Q: How was the whole coverage operation organized in the newsroom?

A: The investigative team was taken off whatever ambitious projects they were on, to focus on the accountability aspect, along with some of our government reporters. We had environmental and science reporters focusing on the natural disaster. (It’s just stunning, the way this entire hillside collapsed and buried some of these structures under 60 feet of debris; people were getting accounts that were just chilling about the deafening roar of these huge, towering fir trees that were just being snapped like twigs.) We had another team that was sent up to the area and getting as close to the site as they could and going to the daily press conferences and talking to community members and neighbors about their amazing volunteer rescue efforts, and their pain. Then we had another team that was about a half-dozen strong, who were given this huge spreadsheet of phone numbers [of the victims and their families] and told to just call, call, call.

We were writing, at first, brief little bios, and when we got enough we would expand those into full-blown articles, something between a feature and an obituary. Meanwhile, the other teams were all funneling their reporting to a writer or two or three who would then shape that into a comprehensive daily story.

We knew when we started on Monday that we’d have two blank pages in the Sunday paper to fill with biographies of the lost and the missing. I was probably responsible for the bios of six or so of the victims.

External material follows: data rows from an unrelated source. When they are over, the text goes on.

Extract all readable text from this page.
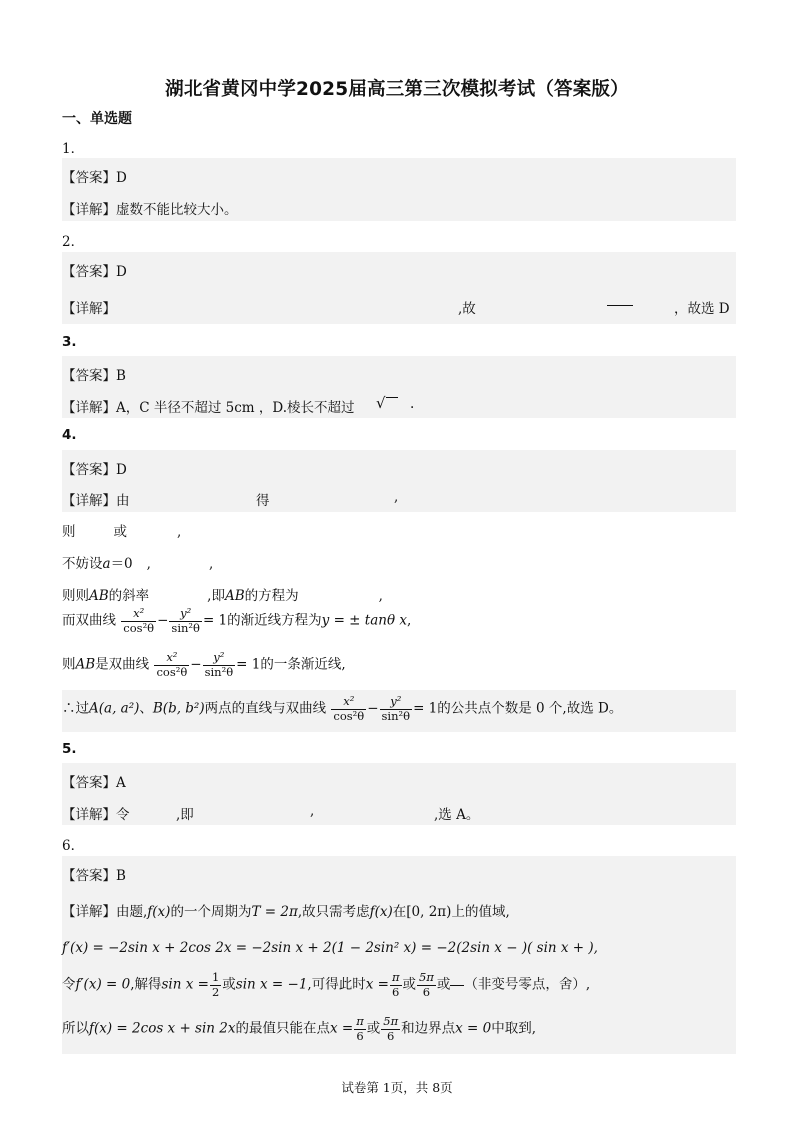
湖北省黄冈中学2025届高三第三次模拟考试（答案版）
一、单选题
1．
【答案】D
【详解】虚数不能比较大小。
2．
【答案】D
【详解】	,故	，故选 D
3.
【答案】B
【详解】A，C 半径不超过 5cm ，D.棱长不超过 √	.
4.
【答案】D
【详解】由	得	,
则	或	,
不妨设a＝0 ,	,
则则AB的斜率	,即AB的方程为	,
而双曲线 $\frac{\text{x²}}{\text{cos²θ}} - \frac{\text{y²}}{\text{sin²θ}} = 1$的渐近线方程为y = ± tanθ x,
则AB是双曲线 $\frac{\text{x²}}{\text{cos²θ}} - \frac{\text{y²}}{\text{sin²θ}} = 1$的一条渐近线,
∴过A(a, a²)、B(b, b²)两点的直线与双曲线 $\frac{\text{x²}}{\text{cos²θ}} - \frac{\text{y²}}{\text{sin²θ}} = 1$的公共点个数是 0 个,故选 D。
5.
【答案】A
【详解】令	,即	,	,选 A。
6．
【答案】B
【详解】由题,f(x)的一个周期为T = 2π,故只需考虑f(x)在[0, 2π)上的值域,
f′(x) = −2sin x + 2cos 2x = −2sin x + 2(1 − 2sin² x) = −2(2sin x − )( sin x + ),
令f′(x) = 0,解得$\sin x = \frac{1}{2}$ 或sin x = −1,可得此时$x = \frac{\pi}{6}$ 或 $\frac{5\pi}{6}$ 或 （非变号零点，舍）,
所以f(x) = 2cos x + sin 2x的最值只能在点$x = \frac{\pi}{6}$ 或 $\frac{5\pi}{6}$ 和边界点x = 0中取到,
试卷第 1页，共 8页
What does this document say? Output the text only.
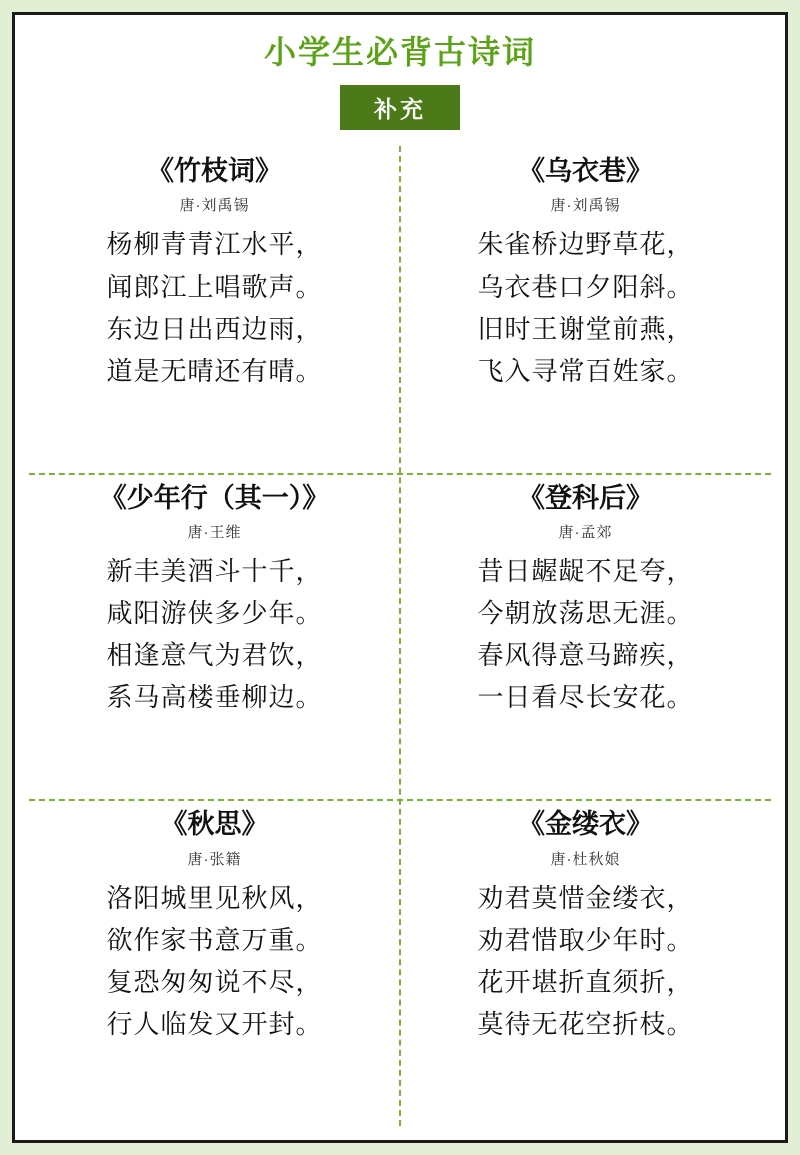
小学生必背古诗词
补充
《竹枝词》
唐·刘禹锡
杨柳青青江水平，
闻郎江上唱歌声。
东边日出西边雨，
道是无晴还有晴。
《乌衣巷》
唐·刘禹锡
朱雀桥边野草花，
乌衣巷口夕阳斜。
旧时王谢堂前燕，
飞入寻常百姓家。
《少年行（其一）》
唐·王维
新丰美酒斗十千，
咸阳游侠多少年。
相逢意气为君饮，
系马高楼垂柳边。
《登科后》
唐·孟郊
昔日龌龊不足夸，
今朝放荡思无涯。
春风得意马蹄疾，
一日看尽长安花。
《秋思》
唐·张籍
洛阳城里见秋风，
欲作家书意万重。
复恐匆匆说不尽，
行人临发又开封。
《金缕衣》
唐·杜秋娘
劝君莫惜金缕衣，
劝君惜取少年时。
花开堪折直须折，
莫待无花空折枝。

But when you got a story like the one about this young couple, which was so poignant, you went to an editor and said, “Hey, I have something that should run the next day,” and you’d stop for a minute and write something for the front page.

Q: The Seattle Times submitted its Pulitzer Prize entry in the name of the entire staff, rather than trying to call attention to individual reporters. Why was that the paper’s approach?

A: I think it was a good move to have the entire staff named. We have so many good people who might not have had a byline. Like the tremendous researchers, whom I can’t say enough good things about — they are the ones who dug up these phone numbers. All the people in production, page design, copyediting. The graphic artists were tremendous. The photographers.

But here is a better answer: It’s a common practice at The Seattle Times that when we have these really big breaking news stories, they are bylined “by The Seattle Times staff,” and the many reporters who contributed are named below. The chief writers are named ahead of them or right after them. We have a tradition of sharing credit in these big endeavors, because that’s what they are.

As to the Pulitzer Prize, I think that so many of my colleagues are deserving. It’s great for a regional paper like The Seattle Times that is struggling to survive in this environment to show that it’s capable of winning yet another Pulitzer. That’s something I’m terribly proud of. It’s no secret that Seattle is a great place, and because of that we attract tremendous talent who want to live and work in the area and work for the very smart editors of the Seattle Times.

What I want to say above all is that the Times quickly appreciated the severity of the story and smartly deployed most of the newsroom, from graphic designers to investigative reporters. Teams hunkered down on the accountability aspect and science of the slide; on the community as it bravely grappled with enormous loss; and on telling stories about the lives of the lost. Every day those teams rolled out individual stories and components for overarching dailies — with an emphasis on digital-first publishing.